Sociale zekerheid, ook wel bekend als sociale zekerheid, is een programma voor medische, economische en voedingsbescherming dat individuen in staat stelt om, in geval van verlies van hun vast inkomen, alle voordelen te ontvangen die betrekking hebben op deze aspecten. Het hangt nauw samen met sociaal welzijn, de reeks factoren die, in samenhang, zouden helpen bij de spirituele en fysieke vervulling van een persoon en sociaal beleid, die zijn uitgewerkt op basis van studies en de uitwerking van theorieën die overeenkomen met de ontwikkeling van de sociale sectoren, om in te grijpen, bij de staat niveau, in de ongelijkheden die er bestaan, zodat het bestaan van de sociale verzekeringen.

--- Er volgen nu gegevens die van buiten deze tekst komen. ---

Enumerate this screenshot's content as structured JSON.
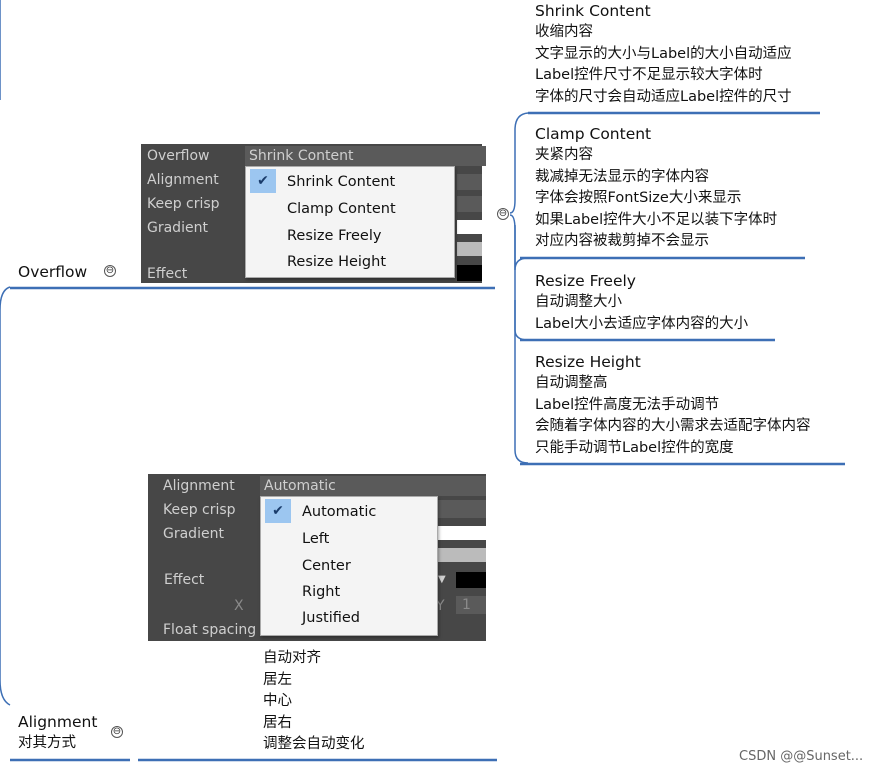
{
  "overflow": {
    "label": "Overflow",
    "toggle": "⊖",
    "screenshot": {
      "rows": [
        "Overflow",
        "Alignment",
        "Keep crisp",
        "Gradient",
        "Effect"
      ],
      "selected": "Shrink Content",
      "options": [
        "Shrink Content",
        "Clamp Content",
        "Resize Freely",
        "Resize Height"
      ],
      "checked_index": 0
    },
    "children_toggle": "⊖",
    "children": [
      {
        "title": "Shrink Content",
        "lines": [
          "收缩内容",
          "文字显示的大小与Label的大小自动适应",
          "Label控件尺寸不足显示较大字体时",
          "字体的尺寸会自动适应Label控件的尺寸"
        ]
      },
      {
        "title": "Clamp Content",
        "lines": [
          "夹紧内容",
          "裁减掉无法显示的字体内容",
          "字体会按照FontSize大小来显示",
          "如果Label控件大小不足以装下字体时",
          "对应内容被裁剪掉不会显示"
        ]
      },
      {
        "title": "Resize Freely",
        "lines": [
          "自动调整大小",
          "Label大小去适应字体内容的大小"
        ]
      },
      {
        "title": "Resize Height",
        "lines": [
          "自动调整高",
          "Label控件高度无法手动调节",
          "会随着字体内容的大小需求去适配字体内容",
          "只能手动调节Label控件的宽度"
        ]
      }
    ]
  },
  "alignment": {
    "label": "Alignment",
    "sublabel": "对其方式",
    "toggle": "⊖",
    "screenshot": {
      "rows": [
        "Alignment",
        "Keep crisp",
        "Gradient",
        "Effect",
        "X",
        "Float spacing"
      ],
      "selected": "Automatic",
      "options": [
        "Automatic",
        "Left",
        "Center",
        "Right",
        "Justified"
      ],
      "checked_index": 0,
      "extra": [
        "Y",
        "1"
      ]
    },
    "lines": [
      "自动对齐",
      "居左",
      "中心",
      "居右",
      "调整会自动变化"
    ]
  },
  "colors": {
    "line": "#3d6fb5",
    "shot_bg": "#474747",
    "check_bg": "#9cc6f0"
  },
  "watermark": "CSDN @@Sunset..."
}
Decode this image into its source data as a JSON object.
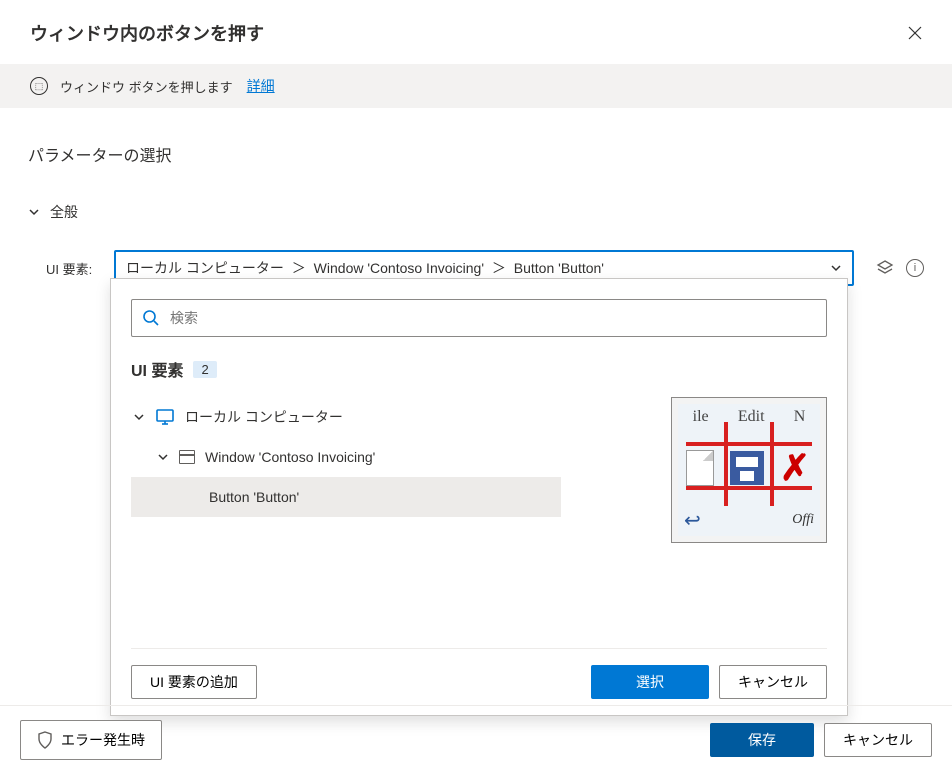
{
  "header": {
    "title": "ウィンドウ内のボタンを押す"
  },
  "info": {
    "text": "ウィンドウ ボタンを押します",
    "link": "詳細"
  },
  "section_title": "パラメーターの選択",
  "general_label": "全般",
  "param": {
    "label": "UI 要素:",
    "breadcrumb": {
      "p1": "ローカル コンピューター",
      "p2": "Window 'Contoso Invoicing'",
      "p3": "Button 'Button'"
    }
  },
  "dropdown": {
    "search_placeholder": "検索",
    "title": "UI 要素",
    "count": "2",
    "tree": {
      "root": "ローカル コンピューター",
      "window": "Window 'Contoso Invoicing'",
      "button": "Button 'Button'"
    },
    "thumbnail_menu": {
      "left": "ile",
      "mid": "Edit",
      "right": "N"
    },
    "footer": {
      "add": "UI 要素の追加",
      "select": "選択",
      "cancel": "キャンセル"
    }
  },
  "footer": {
    "on_error": "エラー発生時",
    "save": "保存",
    "cancel": "キャンセル"
  }
}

De sociale zekerheid vindt zijn oorsprong in Duitsland, in de 19e eeuw, met de zogenaamde "Wet op de ziektekostenverzekering". Het begon echter pas met die naam bekend te worden in 195, toen de Social Security Act in de Verenigde Staten werd ingevoerd; Hieruit wordt het concept uitgebreid dankzij Sir William Beveridge, in het Social Insurance and Allied Services Report van 1942.

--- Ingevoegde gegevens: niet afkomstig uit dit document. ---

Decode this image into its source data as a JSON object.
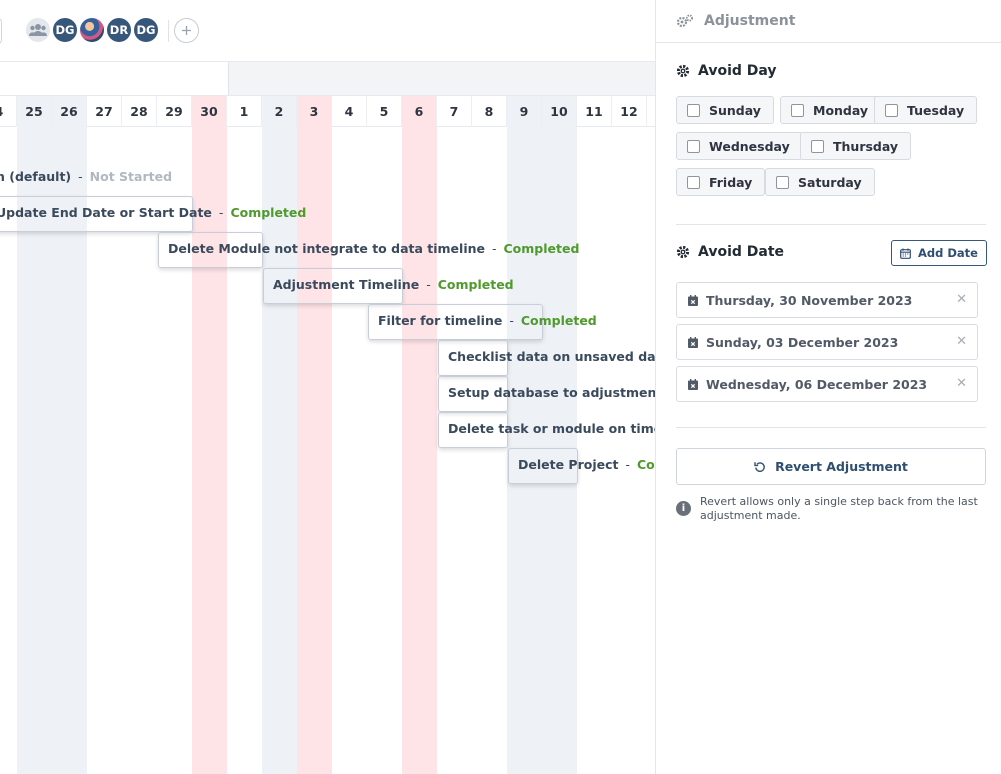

Afhankelijk van de wetten van elk land kan de sociale zekerheid verschillende kenmerken krijgen. De meeste landen kennen pensioenen toe aan mensen die werkloos zijn of die niet veilig kunnen werken (zoals ouderen en gehandicapten) naast mensen in gevoelige burgerlijke situaties, zoals weduwschap en wezen; Sommigen bieden zelfs een verzekering aan voor die gezinnen die de persoon met een stabiel inkomen, dat wil zeggen de kostwinner, hebben verloren, naast vrouwen die in het vroegste moederschap zijn.